Scheduling deck remodeling is primarily based around mother nature. If there is the slightest chance of rain in the forecast, the refinish will be pushed back until the coast (sky) is clear. While framing is an option, this work is best suited for dry days. The most temperamental step in the process is the application of paint or stain. A well done refinish calls for two coats of a product. If a coat is applied and rain falls before the paint has dried completely, the finish will be compromised and you may see speckles of white spots all over the surface. Rain often leads to repeating the sand and stain process, requiring additional time and hassle to achieve the best finish.
Watch the weather closely and plan accordingly. If there is a chance of rain, play it safe so that you save yourself from repeating the work.
Most home owners approach deck restoration through power washing. Power washing can be detrimental to the preservation of your wood. If you over power wash, the wood becomes stripped, allowing dirt and moisture to get trapped inside. Most pressure treating pushes dirt particles inside the wood, having the opposite effect of its intention which is to clean the boards.
Avoid power washing your deck. Hire a professional to sand the wood and re-stain so that you can promote longevity of your wood.

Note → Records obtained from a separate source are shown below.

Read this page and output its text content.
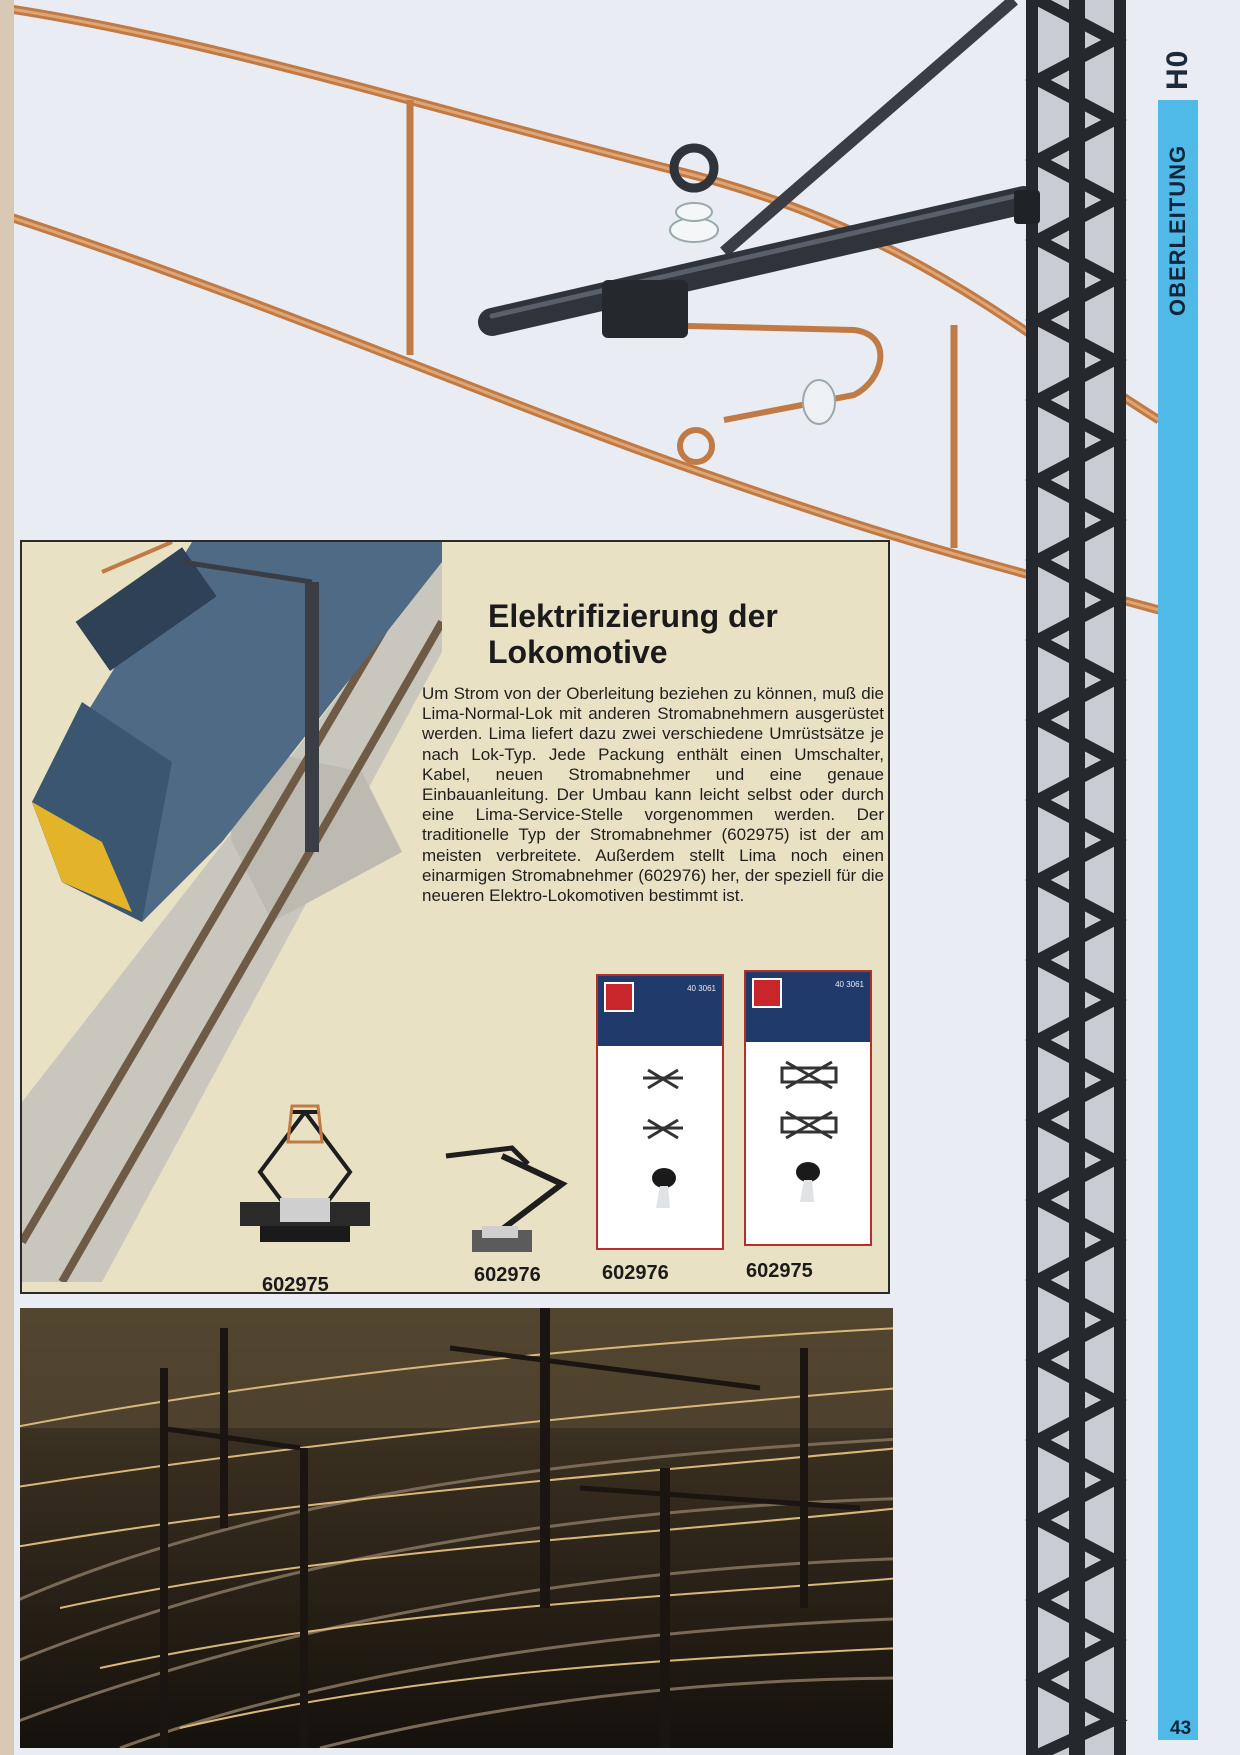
H0
OBERLEITUNG
Elektrifizierung der
Lokomotive

Um Strom von der Oberleitung beziehen zu können, muß die Lima-Normal-Lok mit anderen Stromabnehmern ausgerüstet werden. Lima liefert dazu zwei verschiedene Umrüstsätze je nach Lok-Typ. Jede Packung enthält einen Umschalter, Kabel, neuen Stromabnehmer und eine genaue Einbauanleitung. Der Umbau kann leicht selbst oder durch eine Lima-Service-Stelle vorgenommen werden. Der traditionelle Typ der Stromabnehmer (602975) ist der am meisten verbreitete. Außerdem stellt Lima noch einen einarmigen Stromabnehmer (602976) her, der speziell für die neueren Elektro-Lokomotiven bestimmt ist.

40 3061	40 3061

602975	602976	602976	602975

43
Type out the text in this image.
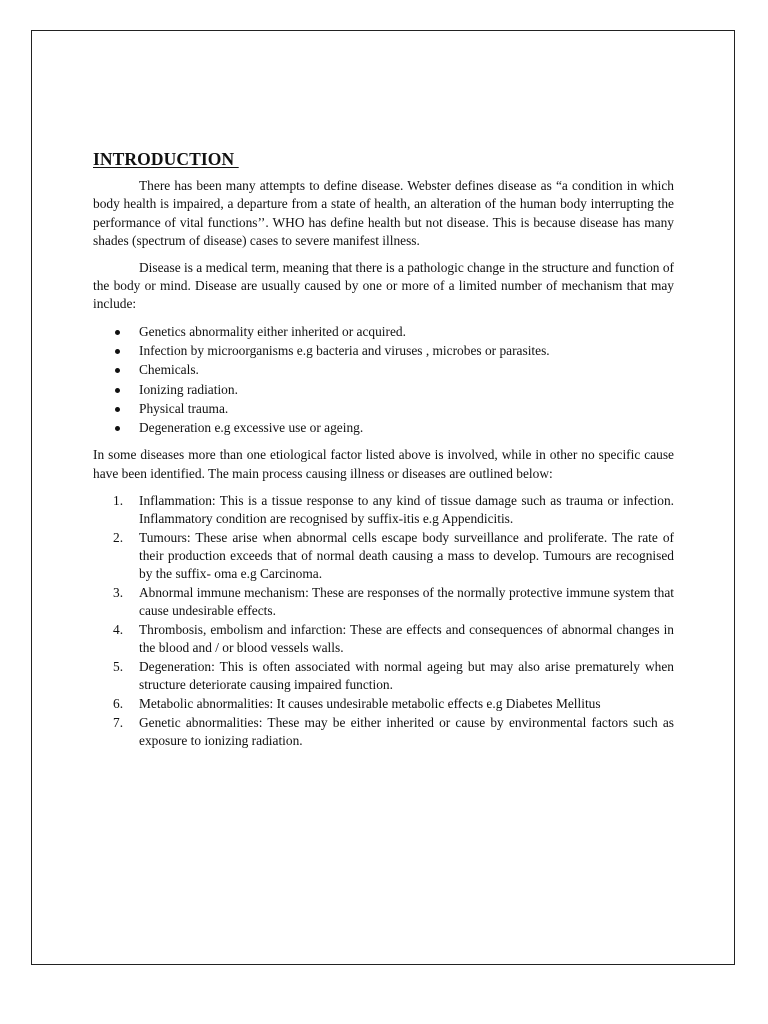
INTRODUCTION

There has been many attempts to define disease. Webster defines disease as “a condition in which body health is impaired, a departure from a state of health, an alteration of the human body interrupting the performance of vital functions’’. WHO has define health but not disease. This is because disease has many shades (spectrum of disease) cases to severe manifest illness.

Disease is a medical term, meaning that there is a pathologic change in the structure and function of the body or mind. Disease are usually caused by one or more of a limited number of mechanism that may include:

Genetics abnormality either inherited or acquired.
Infection by microorganisms e.g bacteria and viruses , microbes or parasites.
Chemicals.
Ionizing radiation.
Physical trauma.
Degeneration e.g excessive use or ageing.

In some diseases more than one etiological factor listed above is involved, while in other no specific cause have been identified. The main process causing illness or diseases are outlined below:

1. Inflammation: This is a tissue response to any kind of tissue damage such as trauma or infection. Inflammatory condition are recognised by suffix-itis e.g Appendicitis.
2. Tumours: These arise when abnormal cells escape body surveillance and proliferate. The rate of their production exceeds that of normal death causing a mass to develop. Tumours are recognised by the suffix- oma e.g Carcinoma.
3. Abnormal immune mechanism: These are responses of the normally protective immune system that cause undesirable effects.
4. Thrombosis, embolism and infarction: These are effects and consequences of abnormal changes in the blood and / or blood vessels walls.
5. Degeneration: This is often associated with normal ageing but may also arise prematurely when structure deteriorate causing impaired function.
6. Metabolic abnormalities: It causes undesirable metabolic effects e.g Diabetes Mellitus
7. Genetic abnormalities: These may be either inherited or cause by environmental factors such as exposure to ionizing radiation.
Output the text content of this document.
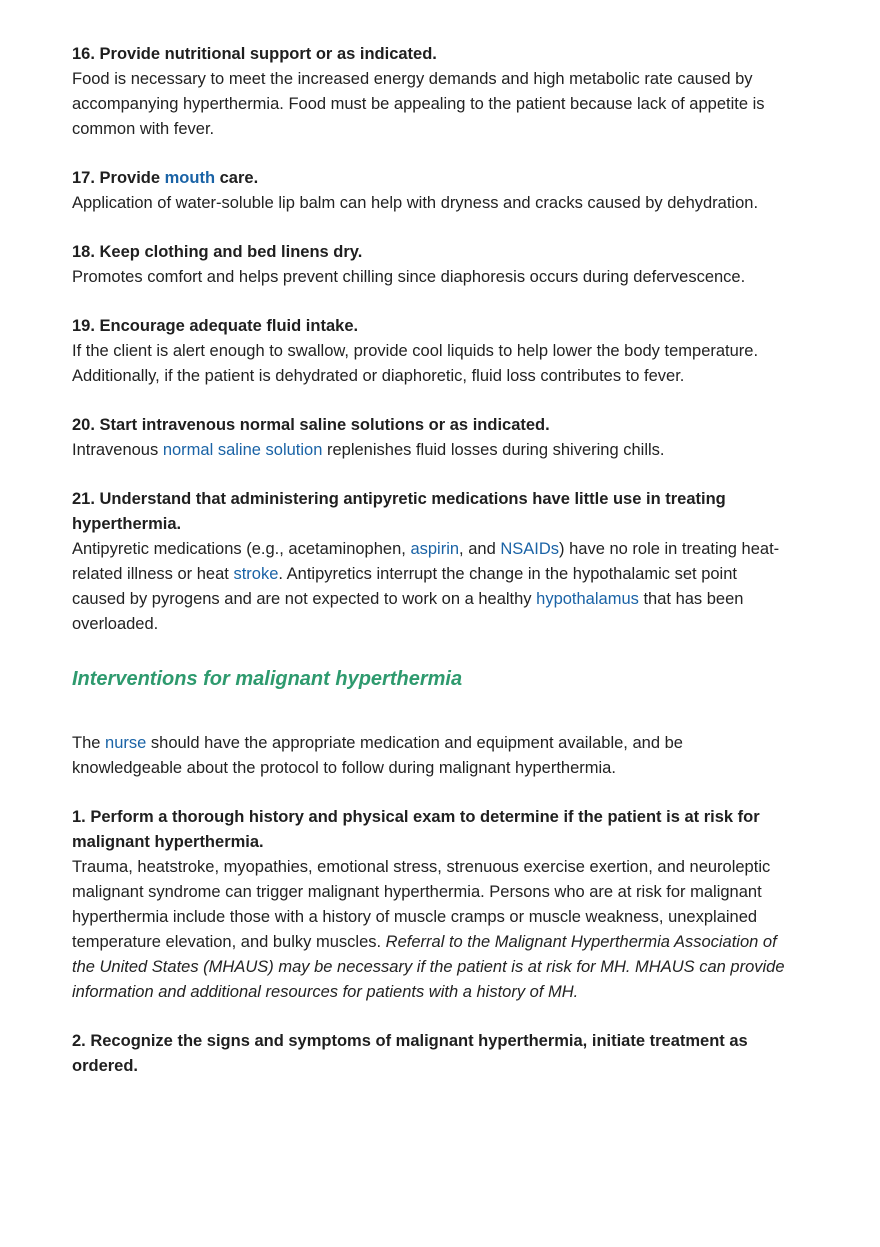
16. Provide nutritional support or as indicated.

Food is necessary to meet the increased energy demands and high metabolic rate caused by accompanying hyperthermia. Food must be appealing to the patient because lack of appetite is common with fever.

17. Provide mouth care.

Application of water-soluble lip balm can help with dryness and cracks caused by dehydration.

18. Keep clothing and bed linens dry.

Promotes comfort and helps prevent chilling since diaphoresis occurs during defervescence.

19. Encourage adequate fluid intake.

If the client is alert enough to swallow, provide cool liquids to help lower the body temperature. Additionally, if the patient is dehydrated or diaphoretic, fluid loss contributes to fever.

20. Start intravenous normal saline solutions or as indicated.

Intravenous normal saline solution replenishes fluid losses during shivering chills.

21. Understand that administering antipyretic medications have little use in treating hyperthermia.

Antipyretic medications (e.g., acetaminophen, aspirin, and NSAIDs) have no role in treating heat-related illness or heat stroke. Antipyretics interrupt the change in the hypothalamic set point caused by pyrogens and are not expected to work on a healthy hypothalamus that has been overloaded.

Interventions for malignant hyperthermia

The nurse should have the appropriate medication and equipment available, and be knowledgeable about the protocol to follow during malignant hyperthermia.

1. Perform a thorough history and physical exam to determine if the patient is at risk for malignant hyperthermia.

Trauma, heatstroke, myopathies, emotional stress, strenuous exercise exertion, and neuroleptic malignant syndrome can trigger malignant hyperthermia. Persons who are at risk for malignant hyperthermia include those with a history of muscle cramps or muscle weakness, unexplained temperature elevation, and bulky muscles. Referral to the Malignant Hyperthermia Association of the United States (MHAUS) may be necessary if the patient is at risk for MH. MHAUS can provide information and additional resources for patients with a history of MH.

2. Recognize the signs and symptoms of malignant hyperthermia, initiate treatment as ordered.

There are many options on the market sold in home improvement stores and paint stores near you. With so many choices, how do you know which stain or paint brand is best? Even some of the well trusted brands offering long term warranties end up chipping and peeling one year after application. Restoring a deck is a labor-intensive and expensive project that should be done once every few years. Poor quality stains could have you restoring the appearance of your deck as an annual maintenance. In addition to the appearance of chipping paint, consider how well the stain protects the wood. While stain serves an aesthetic purpose, its main function is to penetrate the wood and protect the lifespan of the boards.
Speak to specialist who work with companies that paint decks regularly. They will be able to make suggestions based on experienced feedback they receive from their commercial customers. We recommend using an oil based, self-priming product that comes with a manufacturer’s warranty.
Most decks contain pressure treated pin. The sanding process can expose sap stored inside the knots of older boards. Sap makes up the nutrients that once served as the tree’s lifeblood. Sap is less likely to appear with newer wood. Newer practices of kiln dry which crystallizes the sap and reduces the moisture levels of the wood. Non-crystallized sap will continue to seep from the knot to the surface, creating coffee stain-like spots wherever the knots are on the deck.
Treat knots in older wood with knotting solution before staining. This is especially true when applying white and lighter color paints and stains.
An epoxy polymer fills cracks in the wood, providing a long lasting repair. The filler has to be correctly. A poorly mixed or poorly applied epoxy polymer can pop out of the crack with time as it expands and contracts. Additionally, treated wood needs ample time for the sealant to dry. Rain compromises the sealant, and the work has to be repeated.
Leave this extent of repair work to the professionals. In other words, professionals successfully mix and apply.